Un régisseur viticole dénonce son licenciement après un changement de véhicule de fonction
Un régisseur d’un domaine viticole dans le sud de la France a récemment été au cœur d’une affaire judiciaire après que son employeur a remplacé sa BMW X1 par un Citroën Berlingo, un changement qu’il a interprété comme une humiliation et un harcèlement moral.
Embauché dans les années 1990, cet homme a gravi les échelons pour devenir régisseur, gérant les équipes et organisant les travaux viticoles. Après des années de travail sans contrat écrit, un CDI a été formalisé en 2015, et il a reçu un véhicule de fonction. Cependant, la relation avec la direction s’est dégradée à partir de 2018, avec des échanges de plus en plus tendus et une surcharge de travail signalée.

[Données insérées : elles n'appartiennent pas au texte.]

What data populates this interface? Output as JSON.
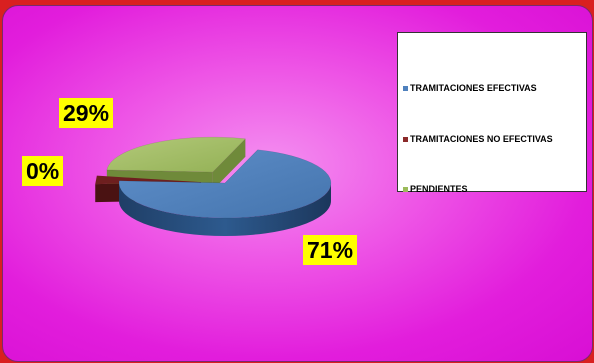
{
  "chart_data": {
    "type": "pie",
    "style": "3d-exploded",
    "categories": [
      "TRAMITACIONES EFECTIVAS",
      "TRAMITACIONES NO EFECTIVAS",
      "PENDIENTES"
    ],
    "values": [
      71,
      0,
      29
    ],
    "data_labels": [
      "71%",
      "0%",
      "29%"
    ],
    "colors": [
      "#4f81bd",
      "#8b2a2a",
      "#9bbb59"
    ],
    "legend": {
      "position": "right",
      "entries": [
        "TRAMITACIONES EFECTIVAS",
        "TRAMITACIONES NO EFECTIVAS",
        "PENDIENTES"
      ]
    },
    "title": ""
  },
  "colors": {
    "background": "#e21ddc",
    "frame": "#d92020",
    "label_background": "#ffff00"
  }
}
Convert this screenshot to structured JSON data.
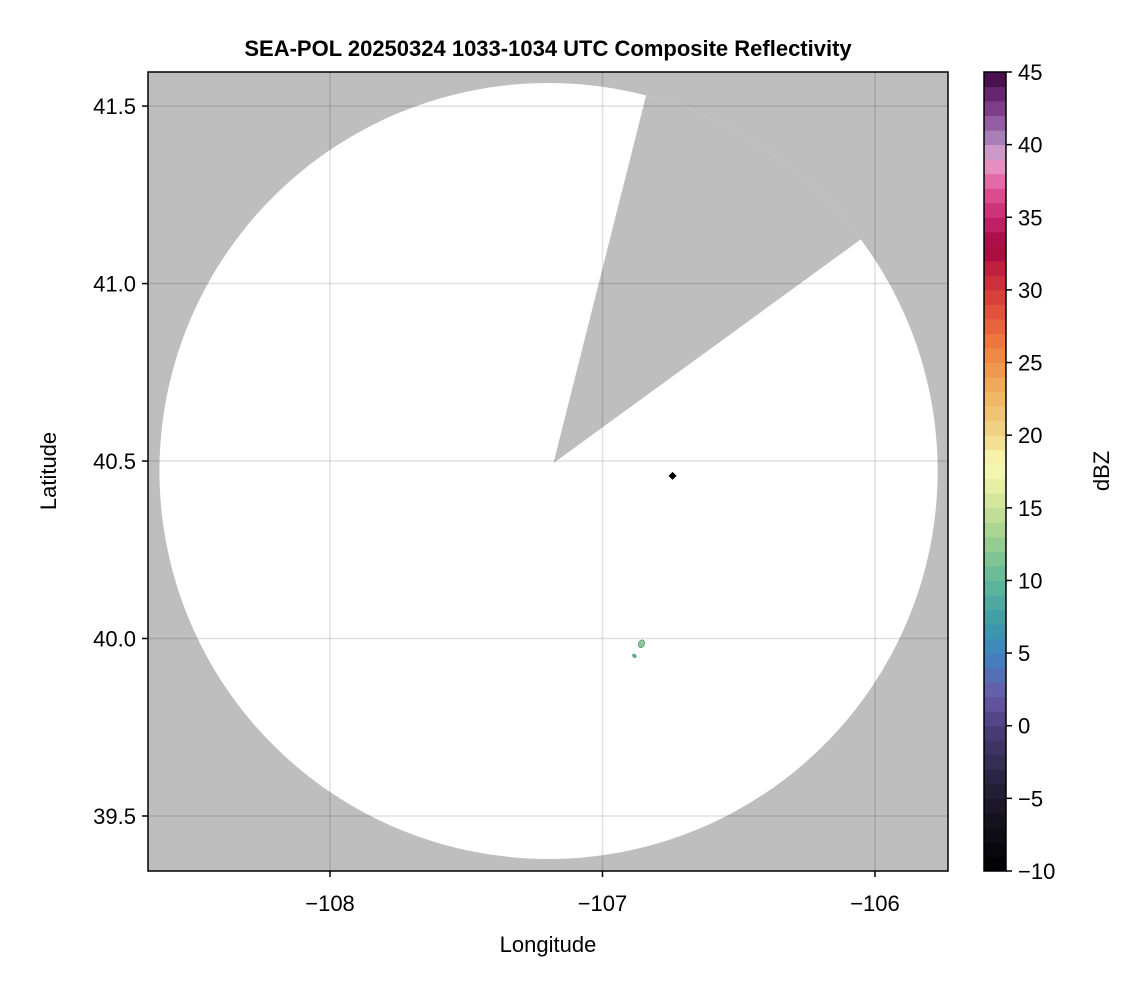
{
  "chart_data": {
    "type": "heatmap",
    "title": "SEA-POL 20250324 1033-1034 UTC Composite Reflectivity",
    "xlabel": "Longitude",
    "ylabel": "Latitude",
    "xlim": [
      -108.668,
      -105.732
    ],
    "ylim": [
      39.345,
      41.596
    ],
    "xticks": [
      -108,
      -107,
      -106
    ],
    "xtick_labels": [
      "−108",
      "−107",
      "−106"
    ],
    "yticks": [
      39.5,
      40.0,
      40.5,
      41.0,
      41.5
    ],
    "ytick_labels": [
      "39.5",
      "40.0",
      "40.5",
      "41.0",
      "41.5"
    ],
    "grid": true,
    "background_color": "#bebebe",
    "coverage": {
      "center_lon": -107.198,
      "center_lat": 40.472,
      "radius_lon_deg": 1.428,
      "radius_lat_deg": 1.093,
      "color": "#ffffff",
      "blocked_sector": [
        [
          -107.18,
          40.494
        ],
        [
          -106.84,
          41.53
        ],
        [
          -106.06,
          41.12
        ]
      ]
    },
    "marker": {
      "shape": "diamond",
      "lon": -106.743,
      "lat": 40.458,
      "color": "#000000"
    },
    "echoes": [
      {
        "lon": -106.857,
        "lat": 39.985,
        "dbz": 12
      },
      {
        "lon": -106.883,
        "lat": 39.951,
        "dbz": 10
      }
    ],
    "colorbar": {
      "label": "dBZ",
      "range": [
        -10,
        45
      ],
      "ticks": [
        -10,
        -5,
        0,
        5,
        10,
        15,
        20,
        25,
        30,
        35,
        40,
        45
      ],
      "tick_labels": [
        "−10",
        "−5",
        "0",
        "5",
        "10",
        "15",
        "20",
        "25",
        "30",
        "35",
        "40",
        "45"
      ],
      "bin_size": 1,
      "stops": [
        [
          -10,
          "#000000"
        ],
        [
          -5,
          "#1e1a2e"
        ],
        [
          0,
          "#4a3f7a"
        ],
        [
          2,
          "#6a5aa8"
        ],
        [
          5,
          "#3f84c0"
        ],
        [
          7,
          "#3f9aa8"
        ],
        [
          10,
          "#5fb898"
        ],
        [
          13,
          "#a0d090"
        ],
        [
          16,
          "#e0eca0"
        ],
        [
          18,
          "#fbf9b5"
        ],
        [
          20,
          "#f0d88a"
        ],
        [
          23,
          "#f0b060"
        ],
        [
          26,
          "#ee8040"
        ],
        [
          28,
          "#e45a3c"
        ],
        [
          31,
          "#c8283c"
        ],
        [
          33,
          "#a00840"
        ],
        [
          35,
          "#c82870"
        ],
        [
          37,
          "#e05898"
        ],
        [
          39,
          "#e8a0d0"
        ],
        [
          40,
          "#b090c0"
        ],
        [
          42,
          "#8a4a98"
        ],
        [
          44,
          "#5a1a60"
        ],
        [
          45,
          "#3a0840"
        ]
      ]
    }
  }
}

Le 15 avril 2019, il a été informé que sa BMW devait être restituée, remplacée par un utilitaire jugé « plus adapté » aux tâches agricoles. Pour lui, ce changement constituait un déclassement. En février 2020, une convocation à un entretien préalable a conduit à une mise à pied conservatoire, et le 31 mars suivant, il a été licencié pour faute grave, l’employeur lui reprochant divers manquements.
En juin 2020, le régisseur a saisi le conseil de prud’hommes. En septembre 2022, les juges ont validé la faute grave, rejetant l’existence d’un harcèlement moral tout en lui accordant une indemnité de 10 124 euros. Contestant cette décision, il a interjeté appel, demandant l’annulation de son licenciement et une compensation de 95 213 euros.
La cour d’appel, examinant le dossier en novembre 2025, a statué que le remplacement du véhicule ne suffisait pas à caractériser un harcèlement. Elle a noté que le changement était justifié par les besoins du poste. Cependant, elle a annulé la qualification de faute grave, considérant que les reproches de l’employeur ne justifiaient pas un licenciement aussi abrupt. Au final, le régisseur a obtenu plus de 113 125 euros en indemnités et dommages-intérêts.